In 2007, when the NHL was planning its first Winter Classic outdoor game, neither the league nor media partner NBC knew what to expect.
"We didn't know if we could sell tickets or attract a TV audience," said John Collins, chief operating officer for the NHL, who along with Jon Miller, president of programming for NBC Sports, is credited with being the major catalyst behind bringing the event to life.
As it turned out, more than 71,000 people attended the Winter Classic on Jan. 1, 2008, in Buffalo's Ralph Wilson Stadium, setting an NHL record. And NBC garnered the highest rating to date for a regular-season NHL game since 1996.
"It snowed during the game, and the fans loved it, the players loved it and the TV audience loved it," said Collins. "We knew we had something."
The Winter Classic, title sponsored by Bridgestone, has been an annual event ever since, popular not just in each respective host city but also to a national TV audience. Five of the six most-watched regular-season NHL games in the U.S. to date in the past 37 years have been played outdoors, according to the NHL.
Next year, in addition to the Winter Classic in 100,000-plus capacity Michigan University Stadium on Jan. 1, the league will stage the Tim Hortons Heritage Classic on March 2 in Vancouver's BC Place and four more outdoor games under the umbrella Coors Light Stadium Series. One will be played in Dodger Stadium (Jan. 25), two in Yankee Stadium (Jan. 26 and Jan. 29) and the fourth in Chicago's Soldier Field (March 1).
Collins said the Winter Classic games have been profitable and expects the Stadium Series to follow suit. He said the goal is to add $1 billion in national revenue to the NHL.
"We are reaching not just core fans and consumers but casual fans," said Collins. "With the merchandise, marketing, tickets and exposure on NBC, it's like having another NHL franchise.
"This is not just about [title sponsors] Bridgestone, Coors Light and Tim Hortons," he said. "Pepsi, McDonald's and all of our corporate marketing partners look at cities like New York, Chicago and Los Angeles as being important to their sales."
The fact that the two outdoor games in Yankee Stadium were scheduled for the week leading up to the NFL's Super Bowl XLVIII in MetLife Stadium, home to the New York Giants and Jets, on Feb. 2, was a no-brainer, bottom-line business decision.

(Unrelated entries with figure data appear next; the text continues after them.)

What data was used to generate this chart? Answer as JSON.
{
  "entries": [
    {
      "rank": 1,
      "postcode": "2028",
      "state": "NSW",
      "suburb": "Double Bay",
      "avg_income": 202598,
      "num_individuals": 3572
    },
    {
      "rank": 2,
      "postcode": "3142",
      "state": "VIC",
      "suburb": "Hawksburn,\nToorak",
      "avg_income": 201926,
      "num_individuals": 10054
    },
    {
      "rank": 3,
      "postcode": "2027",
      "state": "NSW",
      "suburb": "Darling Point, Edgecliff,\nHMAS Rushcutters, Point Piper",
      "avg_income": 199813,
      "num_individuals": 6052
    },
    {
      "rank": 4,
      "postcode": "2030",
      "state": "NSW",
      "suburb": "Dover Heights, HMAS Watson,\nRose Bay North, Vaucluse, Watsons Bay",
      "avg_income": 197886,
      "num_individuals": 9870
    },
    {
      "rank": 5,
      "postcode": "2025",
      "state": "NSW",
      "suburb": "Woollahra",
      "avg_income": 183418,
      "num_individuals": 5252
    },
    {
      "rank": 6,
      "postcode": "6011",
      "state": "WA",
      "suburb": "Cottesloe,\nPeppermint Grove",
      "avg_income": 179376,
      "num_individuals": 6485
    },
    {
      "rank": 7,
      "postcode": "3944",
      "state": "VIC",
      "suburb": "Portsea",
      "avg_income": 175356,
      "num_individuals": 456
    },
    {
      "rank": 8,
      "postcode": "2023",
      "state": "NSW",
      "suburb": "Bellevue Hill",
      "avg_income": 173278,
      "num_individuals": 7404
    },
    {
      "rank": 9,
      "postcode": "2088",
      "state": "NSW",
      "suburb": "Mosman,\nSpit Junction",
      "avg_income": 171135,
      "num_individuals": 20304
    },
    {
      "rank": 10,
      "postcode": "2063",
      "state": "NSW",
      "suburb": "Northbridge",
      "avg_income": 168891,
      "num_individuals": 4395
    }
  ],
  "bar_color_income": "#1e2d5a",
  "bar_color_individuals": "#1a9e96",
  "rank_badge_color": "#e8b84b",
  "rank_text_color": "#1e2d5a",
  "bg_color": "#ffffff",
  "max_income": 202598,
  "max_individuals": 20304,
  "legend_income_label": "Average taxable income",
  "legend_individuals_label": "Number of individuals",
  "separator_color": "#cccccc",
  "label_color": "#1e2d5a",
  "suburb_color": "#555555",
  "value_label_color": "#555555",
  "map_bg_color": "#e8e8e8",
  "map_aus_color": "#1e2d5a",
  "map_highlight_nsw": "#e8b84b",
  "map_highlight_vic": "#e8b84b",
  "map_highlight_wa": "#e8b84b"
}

"We won't intrude on what the NFL is doing in New York that week," said Collins, "but we will take advantage of the attention for our league and our marketing and media partners."
The NHL said what also helped to drive marketing, media and fan interest in the expanded Stadium Series was the Winter Olympics. The Games, being played in Sochi this February, will air on NBC and its network of stations and will include an array of NHL players representing their respective countries in the hockey competition.
Like the NHL, NBC is supporting the Winter Classic and Stadium Series with a multi-platform marketing campaign. That includes a seven-part documentary series, "NHL Revealed: A Season Like No Other," described as an "all-access, behind-the-scenes look" at the teams involved in the outdoor games as well as the players who will be part of the WInter Olympics.
"The outdoor games present unique opportunities for the NHL, NBC and our marketing partners," said Collins. "And we will continue to look for new opportunities moving forward.
"The more exposure we give to the league, the more stories we tell, the more people we reach, will help to grow the business and make the sport more accessible," said Collins.